Where to start?
I recently came back to DDO again, it is my regular game I always get back to when the mood strikes me. Spent a few hundred Euros on expansions, points but usually not dedicated enough to get VIP.
This time was different though, because this time my kids joined in - both were not born when I started to play DDO back in idk actually - 2013? My older one already got a few expansions, while the younger just started. One friend just came back when I told him about it, two others are waiting for us to catch up to continue. Things looked good until yesterday, when I found this thread.
The great many options of DDO being one of the selling points, you can play simple characters, complex characters, nearly anything you can imagine you can play - but it looks like this is about to change.
The new Epic Destinies are a nightmare. It is lacking in 3 major ways, while slightly improving two things.
First the good things (or at least the not so bad things):
- you no longer have to level epic destinies you have zero interest just to play with the one you want to. I didn't particularily enjoy the Fatesinger on my main, and my older is aiming for undying sentinel, but is a Fighter - so some grandmaster leveling required first. Just opening ALL EDs from the start would have solved that.
- not as frontloaded when you reincarnated. Now it is levelgated though.
And the worse things:
- Instead of the old system where you could mix and match and swap destinies according to your needs you are now shoehorned in one (with some points in one other and minimal in a third). Old system allowed me to use support others with the proper epic destiny, adjust to quests, especially with the great twist system). Now it is fire and forget, if the solo build does not have the tools to help others, tough luck. My older is close to epic levels, I was planning to use a support build ED to help his fighter, with some healing ... well I guess we won't be playing something else together instead.
- The new trees are very simplistic - the old trees always had a few abilities that were useful for any type of build, so you could mix and match something that is playable (again, maybe not for Reaper 10, but we are happy playing Normal + Hard, while I like to do Elite, but mostly solo - less fun for the kids). My main Epic Destinies were the shadowdancer and the primal avatar, the new versions are really bad (mind you, probably ok for casters). But ironically all the others are not much better for my playstyle, so if you want to play a melee character, you have to play the brute. Hulk Adrenaline Smash! Embrace the pain! The whole seeking balance line of Primal Avatar made for a character with less clickies and enjoyable to play, or the executioners strike / consume abilities gave my shadowdancer some alpha striking ability - what good is assassination DC now? unless you are built for one single enhancement from a single class?. <sarcasm>No problem giving every caster multiple instant death abilities, but a mere martial character - ridiculous </sarcasm>
- no more simple options, all things are short cooldowns (but to long to use regularily), with short durations, requiring keyboard-piano from the players. Especially a pain for less experienced players like my kids, they are not interested in Reaper 10, they are happy with normal and maybe hard, useless micromanaging with the charges will scare away the casuals.

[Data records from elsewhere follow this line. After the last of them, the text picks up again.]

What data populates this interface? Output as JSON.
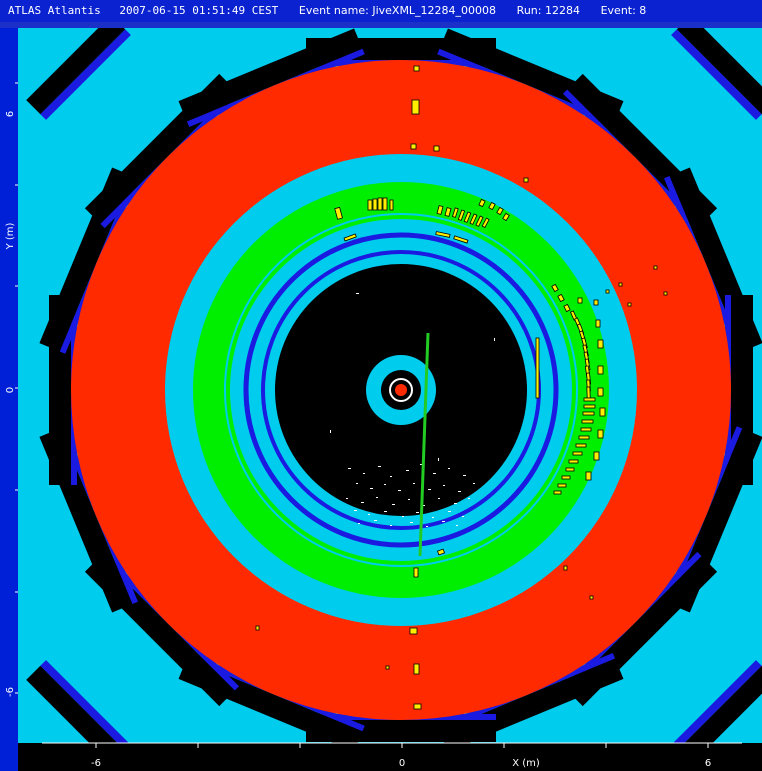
{
  "titlebar": {
    "app_name": "ATLAS Atlantis",
    "timestamp": "2007-06-15 01:51:49 CEST",
    "event_name": "Event name: JiveXML_12284_00008",
    "run": "Run: 12284",
    "event": "Event: 8"
  },
  "axes": {
    "y_label": "Y (m)",
    "x_label": "X (m)",
    "y_ticks": [
      "6",
      "0",
      "-6"
    ],
    "x_ticks": [
      "-6",
      "0",
      "6"
    ]
  },
  "colors": {
    "frame_blue": "#1a30c8",
    "cyan": "#00ccee",
    "red": "#ff2a00",
    "green": "#00ee00",
    "blue_ring": "#1a1ae0",
    "hit_yellow": "#ffee00",
    "track_green": "#22cc22"
  }
}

I have played a lot of DDO, and I do plan to enjoy it for now, until this disaster strikes. Money spending is on hold, no sense in investing in a game that goes in the wrong direction for me. Won't buy the new (and old for my kids) expansions, we will utilize what we have for now, until we see a future again for this game.
The current suggestion is salvageable, but keeping the current unique design while opening all trees allows the addition of new EDs (for money, of course), removes the need to level unwanted EDs, and if you could passively level an inactive epic destiny you could enjoy the game the way you want.
Sunken Cost Fallacy means that this mess will go through (with some cosmetic changes to claim they listened to feedback). Goodbye DDO, game with the most flexible character options, hello bland cookie cutter MMO mechanics
(Yes, I am quite frustrated, frustrated enough to log into the forums and post for the first time. Update 51 kills the game for me, one of my favorite games of all times, that I finally get to share with my kids.)